Photo by xtol7

Photo by xtol7

Roberto Donna isn’t merely a good chef, but according to Esquire, he’s the best chef in the entire country. Sayeth the magazine in its October 16 issue:

Roberto Donna came to the U. S. from northern Italy when he was nineteen — his accent is still rich with Piemontese vowels — and in 1984 his deluxe ristorante Galileo was the epicenter of Washington’s power-lunch scene. But over the years, despite being one of America’s greatest chefs, he had a habit of leaving restaurants before the paint dried. Now he’s back, at a colorful trattoria off Embassy Row, and he’s cooking his pants off, serving dishes so deceptively simple they seem like sleight of hand.

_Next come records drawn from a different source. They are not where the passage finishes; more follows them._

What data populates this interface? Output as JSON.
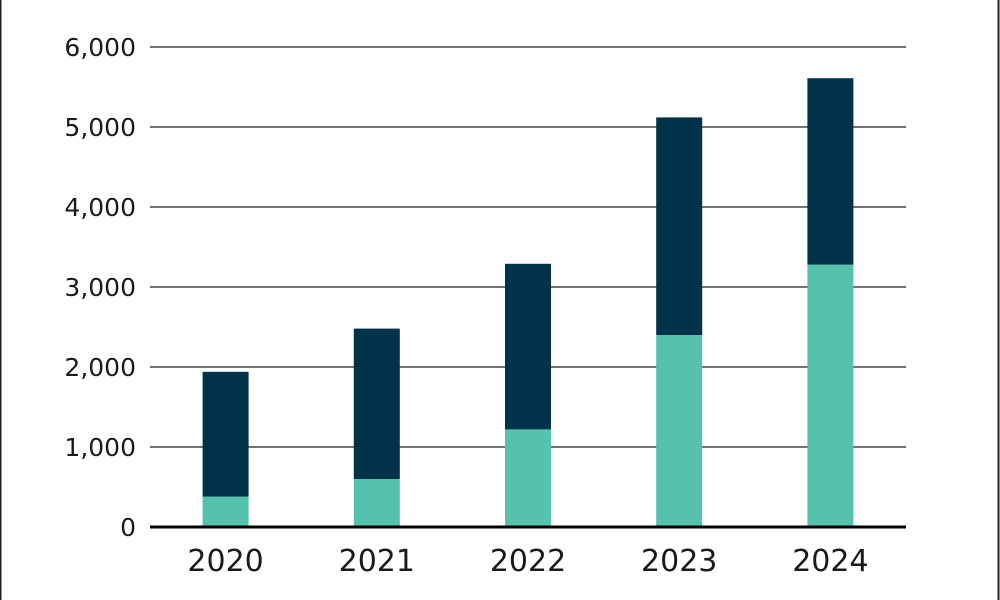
{
  "chart_data": {
    "type": "bar",
    "stacked": true,
    "title": "",
    "xlabel": "",
    "ylabel": "",
    "categories": [
      "2020",
      "2021",
      "2022",
      "2023",
      "2024"
    ],
    "series": [
      {
        "values": [
          380,
          600,
          1220,
          2400,
          3280
        ],
        "color": "#55c2ae"
      },
      {
        "values": [
          1560,
          1880,
          2070,
          2720,
          2330
        ],
        "color": "#003349"
      }
    ],
    "ylim": [
      0,
      6000
    ],
    "yticks": [
      0,
      1000,
      2000,
      3000,
      4000,
      5000,
      6000
    ],
    "ytick_labels": [
      "0",
      "1,000",
      "2,000",
      "3,000",
      "4,000",
      "5,000",
      "6,000"
    ],
    "grid": true,
    "legend": "none"
  }
}
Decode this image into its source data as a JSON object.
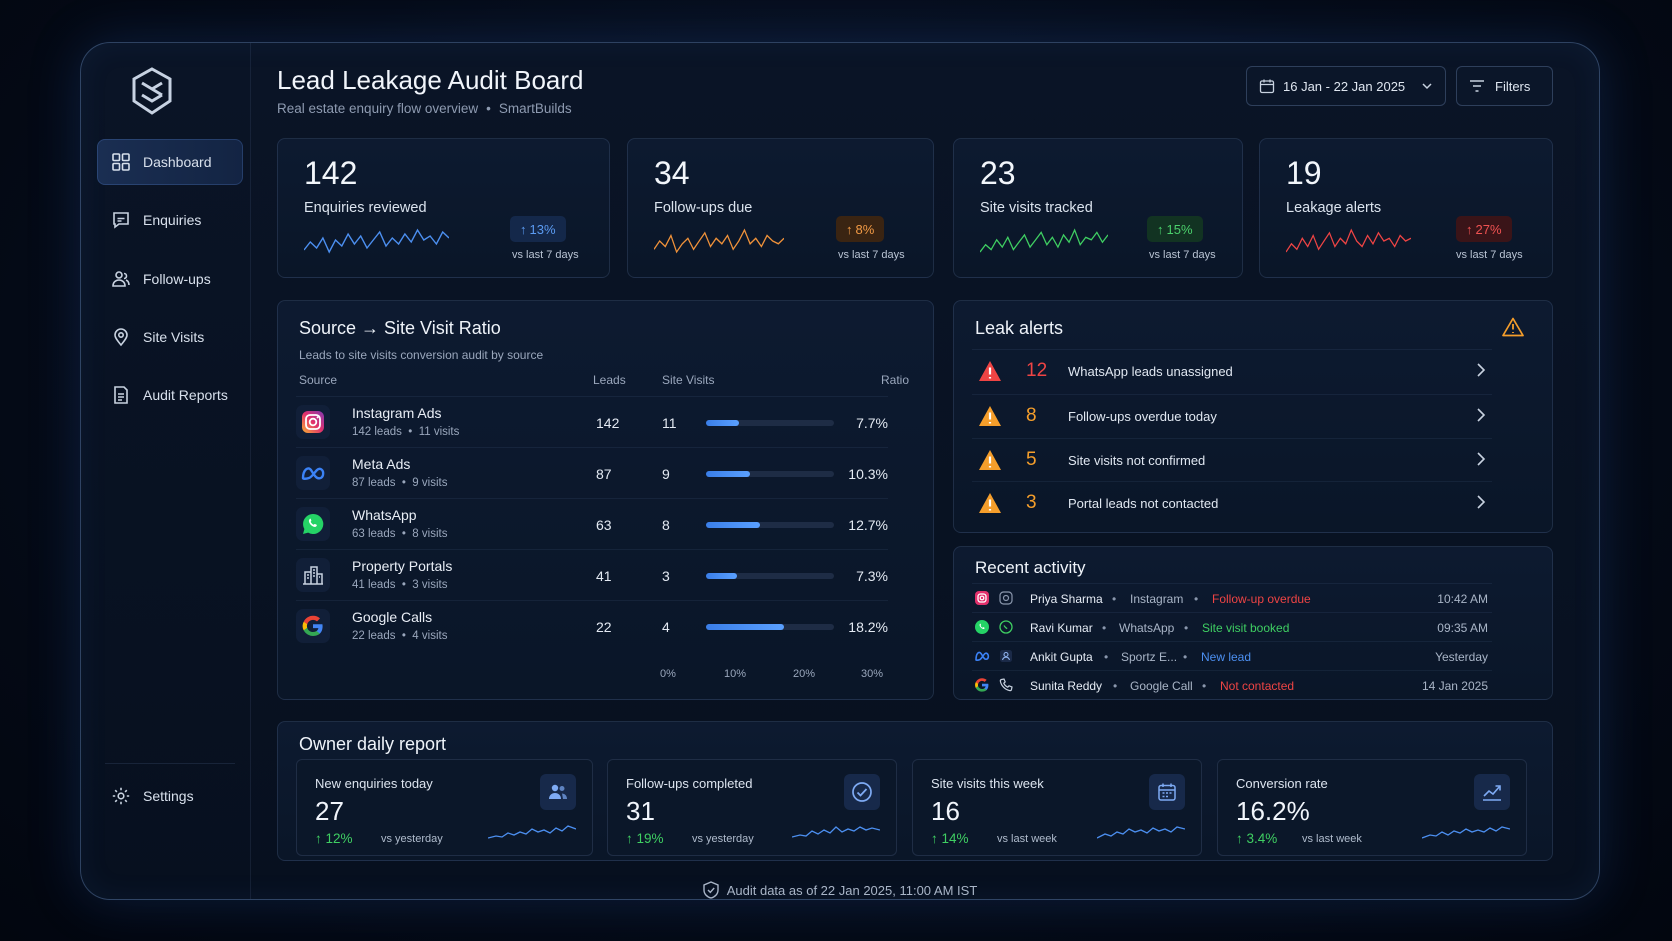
{
  "header": {
    "title": "Lead Leakage Audit Board",
    "subtitle": "Real estate enquiry flow overview",
    "separator": "•",
    "company": "SmartBuilds",
    "date_range": "16 Jan - 22 Jan 2025",
    "filters_label": "Filters"
  },
  "sidebar": {
    "items": [
      {
        "label": "Dashboard",
        "icon": "grid-icon",
        "active": true
      },
      {
        "label": "Enquiries",
        "icon": "chat-icon"
      },
      {
        "label": "Follow-ups",
        "icon": "users-icon"
      },
      {
        "label": "Site Visits",
        "icon": "map-pin-icon"
      },
      {
        "label": "Audit Reports",
        "icon": "report-icon"
      }
    ],
    "settings_label": "Settings"
  },
  "kpis": [
    {
      "value": "142",
      "label": "Enquiries reviewed",
      "delta": "13%",
      "direction": "up",
      "vs": "vs last 7 days",
      "color": "#4c8ff0",
      "spark": [
        10,
        14,
        11,
        16,
        9,
        15,
        12,
        18,
        13,
        17,
        11,
        15,
        19,
        12,
        16,
        13,
        18,
        14,
        20,
        15,
        17,
        13,
        19,
        16
      ]
    },
    {
      "value": "34",
      "label": "Follow-ups due",
      "delta": "8%",
      "direction": "up",
      "vs": "vs last 7 days",
      "color": "#f0923a",
      "spark": [
        12,
        15,
        13,
        17,
        11,
        14,
        16,
        12,
        15,
        18,
        13,
        16,
        14,
        17,
        12,
        15,
        19,
        14,
        16,
        13,
        17,
        15,
        14,
        16
      ]
    },
    {
      "value": "23",
      "label": "Site visits tracked",
      "delta": "15%",
      "direction": "up",
      "vs": "vs last 7 days",
      "color": "#3fcf62",
      "spark": [
        10,
        13,
        11,
        15,
        12,
        16,
        11,
        14,
        17,
        12,
        15,
        18,
        13,
        16,
        12,
        17,
        14,
        19,
        13,
        16,
        15,
        18,
        14,
        17
      ]
    },
    {
      "value": "19",
      "label": "Leakage alerts",
      "delta": "27%",
      "direction": "up",
      "vs": "vs last 7 days",
      "color": "#ef4444",
      "spark": [
        11,
        14,
        12,
        16,
        13,
        17,
        12,
        15,
        18,
        13,
        16,
        14,
        19,
        15,
        13,
        17,
        14,
        18,
        15,
        16,
        13,
        17,
        15,
        16
      ]
    }
  ],
  "source_panel": {
    "title": "Source → Site Visit Ratio",
    "subtitle": "Leads to site visits conversion audit by source",
    "headers": {
      "source": "Source",
      "leads": "Leads",
      "visits": "Site Visits",
      "ratio": "Ratio"
    },
    "rows": [
      {
        "name": "Instagram Ads",
        "meta_leads": "142 leads",
        "meta_visits": "11 visits",
        "leads": "142",
        "visits": "11",
        "ratio": "7.7%",
        "ratio_value": 7.7,
        "icon": "instagram-icon"
      },
      {
        "name": "Meta Ads",
        "meta_leads": "87 leads",
        "meta_visits": "9 visits",
        "leads": "87",
        "visits": "9",
        "ratio": "10.3%",
        "ratio_value": 10.3,
        "icon": "meta-icon"
      },
      {
        "name": "WhatsApp",
        "meta_leads": "63 leads",
        "meta_visits": "8 visits",
        "leads": "63",
        "visits": "8",
        "ratio": "12.7%",
        "ratio_value": 12.7,
        "icon": "whatsapp-icon"
      },
      {
        "name": "Property Portals",
        "meta_leads": "41 leads",
        "meta_visits": "3 visits",
        "leads": "41",
        "visits": "3",
        "ratio": "7.3%",
        "ratio_value": 7.3,
        "icon": "building-icon"
      },
      {
        "name": "Google Calls",
        "meta_leads": "22 leads",
        "meta_visits": "4 visits",
        "leads": "22",
        "visits": "4",
        "ratio": "18.2%",
        "ratio_value": 18.2,
        "icon": "google-icon"
      }
    ],
    "axis_ticks": [
      "0%",
      "10%",
      "20%",
      "30%"
    ]
  },
  "leak_alerts": {
    "title": "Leak alerts",
    "items": [
      {
        "count": "12",
        "text": "WhatsApp leads unassigned",
        "severity": "critical",
        "color": "#ef4444"
      },
      {
        "count": "8",
        "text": "Follow-ups overdue today",
        "severity": "warning",
        "color": "#f59e2b"
      },
      {
        "count": "5",
        "text": "Site visits not confirmed",
        "severity": "warning",
        "color": "#f59e2b"
      },
      {
        "count": "3",
        "text": "Portal leads not contacted",
        "severity": "warning",
        "color": "#f59e2b"
      }
    ]
  },
  "recent_activity": {
    "title": "Recent activity",
    "items": [
      {
        "name": "Priya Sharma",
        "source": "Instagram",
        "status": "Follow-up overdue",
        "status_color": "#ef4444",
        "time": "10:42 AM",
        "icon": "instagram-icon"
      },
      {
        "name": "Ravi Kumar",
        "source": "WhatsApp",
        "status": "Site visit booked",
        "status_color": "#3fcf62",
        "time": "09:35 AM",
        "icon": "whatsapp-icon"
      },
      {
        "name": "Ankit Gupta",
        "source": "Sportz E...",
        "status": "New lead",
        "status_color": "#4c8ff0",
        "time": "Yesterday",
        "icon": "meta-icon"
      },
      {
        "name": "Sunita Reddy",
        "source": "Google Call",
        "status": "Not contacted",
        "status_color": "#ef4444",
        "time": "14 Jan 2025",
        "icon": "google-icon"
      }
    ]
  },
  "owner_report": {
    "title": "Owner daily report",
    "cards": [
      {
        "label": "New enquiries today",
        "value": "27",
        "delta": "12%",
        "vs": "vs yesterday",
        "icon": "users-icon"
      },
      {
        "label": "Follow-ups completed",
        "value": "31",
        "delta": "19%",
        "vs": "vs yesterday",
        "icon": "check-circle-icon"
      },
      {
        "label": "Site visits this week",
        "value": "16",
        "delta": "14%",
        "vs": "vs last week",
        "icon": "calendar-icon"
      },
      {
        "label": "Conversion rate",
        "value": "16.2%",
        "delta": "3.4%",
        "vs": "vs last week",
        "icon": "trend-icon"
      }
    ]
  },
  "footer": {
    "text": "Audit data as of 22 Jan 2025, 11:00 AM IST"
  }
}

We’re certainly not going to disagree on Donna’s culinary skills—though some food writers seem to think that his best-in-the-country win is a stretch—but saying that he’s had a “habit of leaving restaurants before the paint dried” is like saying that former Murky Coffee owner Nick Cho was a slightly irritable barista that filed his taxes a day late. Just as Cho once threatened to punch a customer in the crotch and owed D.C. over $400,000 in unpaid taxes, Donna owes an estimated $2.6 million to suppliers, landlords, employees, and the government.

Despite his financial troubles, though, Donna has certainly had an impact locally, working with and training a number of chefs who have gone on to open their own successful restaurants.